What parts of Toronto receive the most parking tickets?
With the help of open data, we mapped parking machine and street permit infractions to find the most-ticketed areas.
There are a lot of ways to receive a parking ticket in Toronto, from standing too long in a bus loading zone to parking in a fire route. The fines for each can range from $15 to $450.
According to recently released data, the City of Toronto issued more than 1,821,887 parking tickets in 2022, which resulted in $96,347,560 in fines.
Some of the most common tickets are for infractions related to street permits and parking machines — both on the street and in City-owned Green P lots. These are tickets related to spots for use by the general public — a finite resource we all share, locals and visitors alike.
But which areas do these tickets come from? Are they spread out evenly across the city, or are they focused almost entirely on the downtown core?
No and no, as it turns out.
We mapped a slice of the aforementioned data to find the most-ticketed areas. (Note: The visualization does not include the entire City dataset. For this piece, we’ve carved out just parking machine and permit-related tickets.)
Check out the map to interact with the data, and read on for some key takeaways.
Types of infractions
For the visualization, we rounded up every different micro type of machine and permit-related infraction we could find, from “PARK OVERNIGHT NO PERMIT” to “PARK MACHINE-FAIL TO ACTIVATE.”
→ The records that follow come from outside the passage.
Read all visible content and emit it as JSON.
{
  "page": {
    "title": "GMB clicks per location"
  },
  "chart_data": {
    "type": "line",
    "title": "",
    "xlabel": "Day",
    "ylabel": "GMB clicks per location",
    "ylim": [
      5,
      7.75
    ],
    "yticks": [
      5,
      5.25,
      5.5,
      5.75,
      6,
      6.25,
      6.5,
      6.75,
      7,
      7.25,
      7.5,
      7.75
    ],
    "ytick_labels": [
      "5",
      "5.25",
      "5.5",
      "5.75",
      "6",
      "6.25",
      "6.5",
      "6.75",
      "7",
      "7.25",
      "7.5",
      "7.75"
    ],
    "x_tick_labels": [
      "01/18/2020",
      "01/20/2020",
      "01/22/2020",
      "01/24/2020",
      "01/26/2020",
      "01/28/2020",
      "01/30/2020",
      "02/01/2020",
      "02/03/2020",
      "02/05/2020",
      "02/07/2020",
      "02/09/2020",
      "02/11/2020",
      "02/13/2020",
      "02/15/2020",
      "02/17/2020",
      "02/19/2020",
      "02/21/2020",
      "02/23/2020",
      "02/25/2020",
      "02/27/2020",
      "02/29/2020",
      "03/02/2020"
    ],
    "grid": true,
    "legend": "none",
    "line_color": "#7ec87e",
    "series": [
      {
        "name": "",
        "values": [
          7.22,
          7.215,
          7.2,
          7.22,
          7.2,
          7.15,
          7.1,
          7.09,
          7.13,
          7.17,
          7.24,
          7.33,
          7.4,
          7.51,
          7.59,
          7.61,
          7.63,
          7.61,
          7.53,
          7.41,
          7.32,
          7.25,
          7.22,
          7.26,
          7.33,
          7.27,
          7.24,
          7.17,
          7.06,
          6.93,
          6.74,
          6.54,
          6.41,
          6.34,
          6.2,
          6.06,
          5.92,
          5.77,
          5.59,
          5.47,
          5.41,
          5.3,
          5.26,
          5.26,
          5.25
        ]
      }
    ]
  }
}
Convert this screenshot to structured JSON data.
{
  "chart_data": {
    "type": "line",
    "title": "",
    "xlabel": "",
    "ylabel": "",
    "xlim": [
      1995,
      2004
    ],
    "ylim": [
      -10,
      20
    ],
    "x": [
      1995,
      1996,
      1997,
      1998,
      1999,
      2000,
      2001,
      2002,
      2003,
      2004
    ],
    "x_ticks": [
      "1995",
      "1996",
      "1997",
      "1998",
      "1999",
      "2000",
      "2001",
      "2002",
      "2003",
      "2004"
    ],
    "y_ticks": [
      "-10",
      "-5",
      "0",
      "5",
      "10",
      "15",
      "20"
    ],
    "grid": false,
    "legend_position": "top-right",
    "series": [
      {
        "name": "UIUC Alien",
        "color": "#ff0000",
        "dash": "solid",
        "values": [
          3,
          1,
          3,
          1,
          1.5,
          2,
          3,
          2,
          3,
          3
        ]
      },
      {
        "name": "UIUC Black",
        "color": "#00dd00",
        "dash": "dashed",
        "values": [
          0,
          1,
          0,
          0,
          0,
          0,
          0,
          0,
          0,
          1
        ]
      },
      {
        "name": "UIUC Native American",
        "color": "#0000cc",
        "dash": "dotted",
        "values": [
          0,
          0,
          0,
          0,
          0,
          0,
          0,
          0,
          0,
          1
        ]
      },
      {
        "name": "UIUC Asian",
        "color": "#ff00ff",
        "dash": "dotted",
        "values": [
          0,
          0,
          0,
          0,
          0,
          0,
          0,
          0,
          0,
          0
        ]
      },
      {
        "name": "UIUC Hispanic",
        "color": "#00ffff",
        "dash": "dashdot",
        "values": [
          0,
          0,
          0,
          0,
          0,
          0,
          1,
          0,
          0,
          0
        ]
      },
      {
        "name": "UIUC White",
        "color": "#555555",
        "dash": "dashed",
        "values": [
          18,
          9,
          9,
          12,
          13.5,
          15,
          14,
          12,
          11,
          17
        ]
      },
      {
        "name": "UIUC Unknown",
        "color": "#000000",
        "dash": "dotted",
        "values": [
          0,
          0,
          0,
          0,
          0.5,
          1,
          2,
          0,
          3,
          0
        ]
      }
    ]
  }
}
This resulted in a total of 617,596 tickets with a fine amount of $21,246,620 — or roughly a quarter all tickets and fines.
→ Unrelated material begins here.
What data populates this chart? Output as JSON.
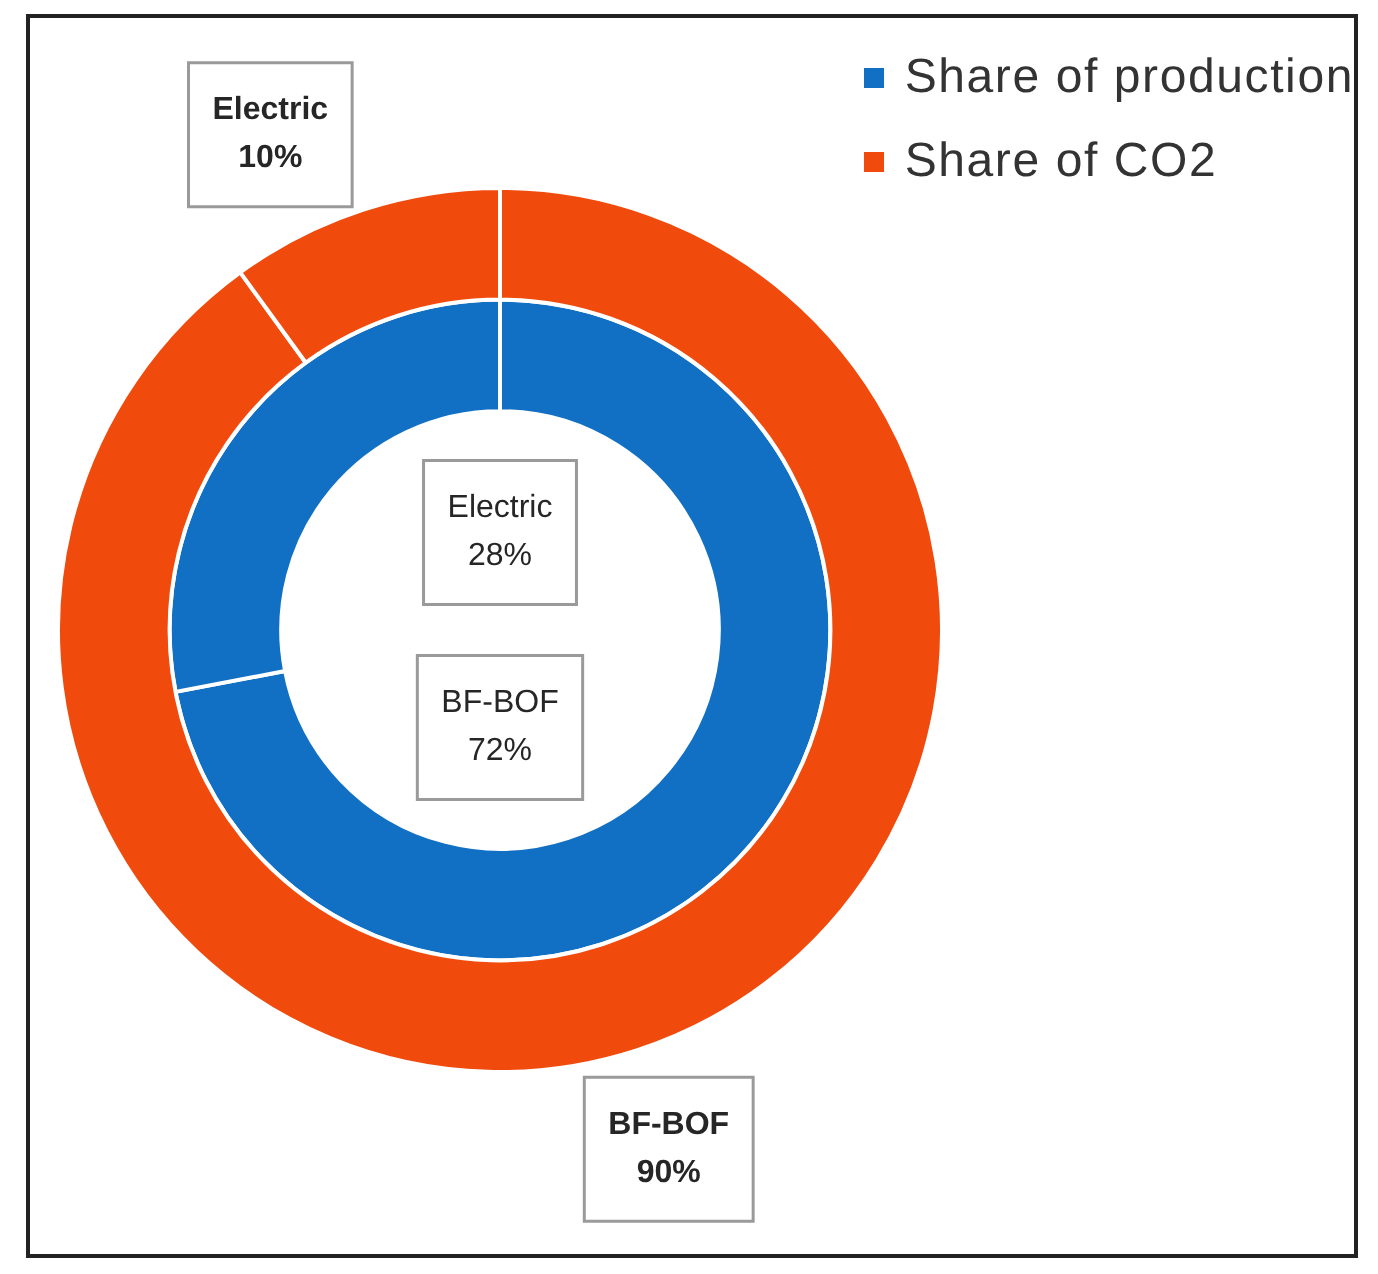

Here are the top 10 infractions by number of tickets in our selected subset of the data, with total fine amount for good measure:
Infraction | No. of tickets | Total fines |
---|---|---|
207 - PARK MACHINE-REQD FEE NOT PAID | 284,719 | $8,541,570 |
29 - PARK PROHIBITED TIME NO PERMIT | 263,450 | $7,903,500 |
312 - PARKING MACH-NOT USED/NO FEE | 58,743 | $4,405,725 |
336 - PARK-FAIL TO DISPLAY PERMIT | 8,684 | $260,520 |
313 - PARK-FAIL TO ACTIVATE MACHINE | 1,505 | $112,875 |
208 - PARK MACHINE-FAIL TO ACTIVATE | 194 | $5,820 |
255 - PARK OVERNIGHT NO PERMIT | 101 | $10,100 |
209 - PARK MACHINE-NOT IN PERMITD TM | 100 | $3,000 |
335 - PARK MORE THAN 7DAYS NO PERMIT | 97 | $2,910 |
424 - PARK BUS-FAIL TO ACTIV MACHINE | 2 | $600 |
As you can see in the table above, the most common ticket here is for “PARK MACHINE-REQD FEE NOT PAID,” or infractions where someone didn’t pay the proper amount for the time used — in other words, the meter ran out.
Next most common was for parking at a prohibited time without a proper permit. These two combined make up nearly 89 per cent of the total tickets in our dataset, and just more than 77 per cent of total fines.
Parking ticket hot spots
Zooming out on the map visualization reveals some predictable hot-spot areas. The downtown Yonge corridor, Queen St. W., and both Bloor St. W. and the Danforth see a lot of ticket activity.
But a zoom in reveals some interesting individual locations:
- The most ticketed address in the dataset is 20 Ashbridges Bay Park Rd., by Woodbine Beach. This lot racked up 2,073 tickets, or an average of 5.7 per day, and resulted in a whopping $155,475 in fines.
- Right underneath that on the list is another lakefront location: 15 Marine Parade Dr., by Humber Bay Shores. The result here was 1,714 tickets, but just $51,420 in fines. The majority of tickets here will net you just a $30 fine because parking spaces are technically on a city street. (In general, fines in Green P parking lots are stiffer.)
- Perhaps the most heavily ticketed area on Bloor St. W. is in Bloor West Village. Four lots between Jane St. and Glendowynne Rd. each saw more than 700 tickets. The most-ticketed of them — 265 Durie St. — had 1,214 tickets and $91,050 in fines.
- A major earner for the City was a parking lot near the Weston GO Station at 16 John St. Here, 1,361 tickets resulted in $102,075 in fines.
What’s the trend?
As Matt Elliott pointed out in a recent article for the Toronto Star, the total number of tickets issued by the City has been dropping in recent years — even before numbers took a steep dive in 2020 and 2021 due to the pandemic.
In 2011, the City issued 2.8 million tickets, and the number was 2.2 million in the final year before the pandemic. With that as a comparison point, 2022’s 1.8 million tickets seems rather low.
There are several potential reasons for the drop, including the Green P app making it easier for people to extend parking time without running back to the machine closest to their spot.
But as the data presented here attests, certain spaces and lots throughout the city — including those nearby popular parks along the waterfront, and on major streets through high-traffic neighbourhoods — are still hot spots for ticket activity.
In other words: Parker still beware. (And pay the machine if you don’t want fines.)